Dance from Osmołoda for symphony orchestra, 1932.

Dance from Osmołoda

Dance from Osmołoda. Polish Radio Orchestra, Wojciech Michniewski - conductor, 2005.

Composed in 1932, this ten-minute symphony poem turned out to be one of Roman Palester’s first successes as a composer. Dance was first performed on 11 November 1932 at the Warsaw Philharmonic Hall under Grzegorz Fitelberg’s baton. Although reviews were varied, the piece was selected for the Festival of the International Society For Contemporary Music. The performance of Palester’s work in April 1936 in Barcelona became his successful international debut.

Osmołoda is a locality at the foot of the Gorgany Range, which Palester often visited during his scouting trips at the time of his studies in Lviv. We would set off from Lviv by train – recalls the composer in his book Słuch absolutny(Perfect Pitch) written towards the end of his life – to Skole or Sinevidnoye, or most preferably to Bolehov, where there was a starting station of a narrow-gauge railway used only to transport wood. The train would climb high into the Gorgany Range, up to the village of Osmołoda, as if dropped into the middle a huge wilderness, adorned by Archbishop Szeptycki’s lovely little palace made of larch wood. Osmołoda was a usual starting point for our walking trips towards the highest peaks of the Gorgany Range - Popadia and Sywula.

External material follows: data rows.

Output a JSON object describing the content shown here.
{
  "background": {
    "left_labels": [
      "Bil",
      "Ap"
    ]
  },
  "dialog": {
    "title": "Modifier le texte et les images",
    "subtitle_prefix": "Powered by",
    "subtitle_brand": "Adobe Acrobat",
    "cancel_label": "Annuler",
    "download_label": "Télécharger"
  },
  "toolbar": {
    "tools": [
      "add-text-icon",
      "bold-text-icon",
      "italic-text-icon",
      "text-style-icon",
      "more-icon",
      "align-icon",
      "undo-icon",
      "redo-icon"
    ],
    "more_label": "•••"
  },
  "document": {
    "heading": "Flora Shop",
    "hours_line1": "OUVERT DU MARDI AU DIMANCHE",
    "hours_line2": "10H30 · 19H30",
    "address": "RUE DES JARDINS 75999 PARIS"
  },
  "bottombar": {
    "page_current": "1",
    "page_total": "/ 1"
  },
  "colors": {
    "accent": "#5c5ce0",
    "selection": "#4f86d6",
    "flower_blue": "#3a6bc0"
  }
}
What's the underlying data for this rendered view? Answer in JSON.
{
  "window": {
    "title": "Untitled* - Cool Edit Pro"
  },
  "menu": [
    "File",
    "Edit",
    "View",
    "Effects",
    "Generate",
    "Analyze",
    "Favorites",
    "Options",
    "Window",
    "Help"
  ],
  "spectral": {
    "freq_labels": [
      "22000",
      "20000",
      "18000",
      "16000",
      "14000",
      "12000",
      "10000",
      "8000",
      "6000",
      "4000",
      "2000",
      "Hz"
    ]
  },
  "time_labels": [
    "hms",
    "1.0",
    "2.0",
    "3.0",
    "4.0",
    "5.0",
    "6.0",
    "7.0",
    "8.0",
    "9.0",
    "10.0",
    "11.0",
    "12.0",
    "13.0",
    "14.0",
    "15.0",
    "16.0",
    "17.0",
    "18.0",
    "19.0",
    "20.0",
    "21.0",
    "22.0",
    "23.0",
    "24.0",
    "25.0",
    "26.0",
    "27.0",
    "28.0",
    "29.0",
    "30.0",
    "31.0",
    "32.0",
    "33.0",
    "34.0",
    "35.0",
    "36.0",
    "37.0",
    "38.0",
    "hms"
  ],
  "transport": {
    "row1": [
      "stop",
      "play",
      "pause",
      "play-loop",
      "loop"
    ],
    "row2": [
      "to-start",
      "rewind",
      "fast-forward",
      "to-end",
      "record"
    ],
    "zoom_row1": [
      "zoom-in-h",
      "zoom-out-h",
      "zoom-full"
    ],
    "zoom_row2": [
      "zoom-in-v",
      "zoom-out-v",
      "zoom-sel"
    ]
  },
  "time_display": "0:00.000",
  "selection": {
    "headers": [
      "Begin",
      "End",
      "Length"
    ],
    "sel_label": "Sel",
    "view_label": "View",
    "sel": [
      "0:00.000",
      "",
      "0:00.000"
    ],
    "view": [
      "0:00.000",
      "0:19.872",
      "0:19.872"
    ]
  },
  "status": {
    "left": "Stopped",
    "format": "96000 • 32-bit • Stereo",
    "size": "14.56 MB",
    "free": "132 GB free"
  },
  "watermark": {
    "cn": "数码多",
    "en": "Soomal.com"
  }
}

Although Palester’s work lacks direct folklore motifs, Dance is a vivid orchestral image, strongly suggestive of Karol Szymanowski’s Harnasie. Let us quote the author’s words once again: "The memory of those scouting trips and wonderful, wild mountains that made our youthful delight with the world and life ascend to its peak – this memory came back to me some ten years later to be reflected in the symphonic poem Dance from Osmołoda".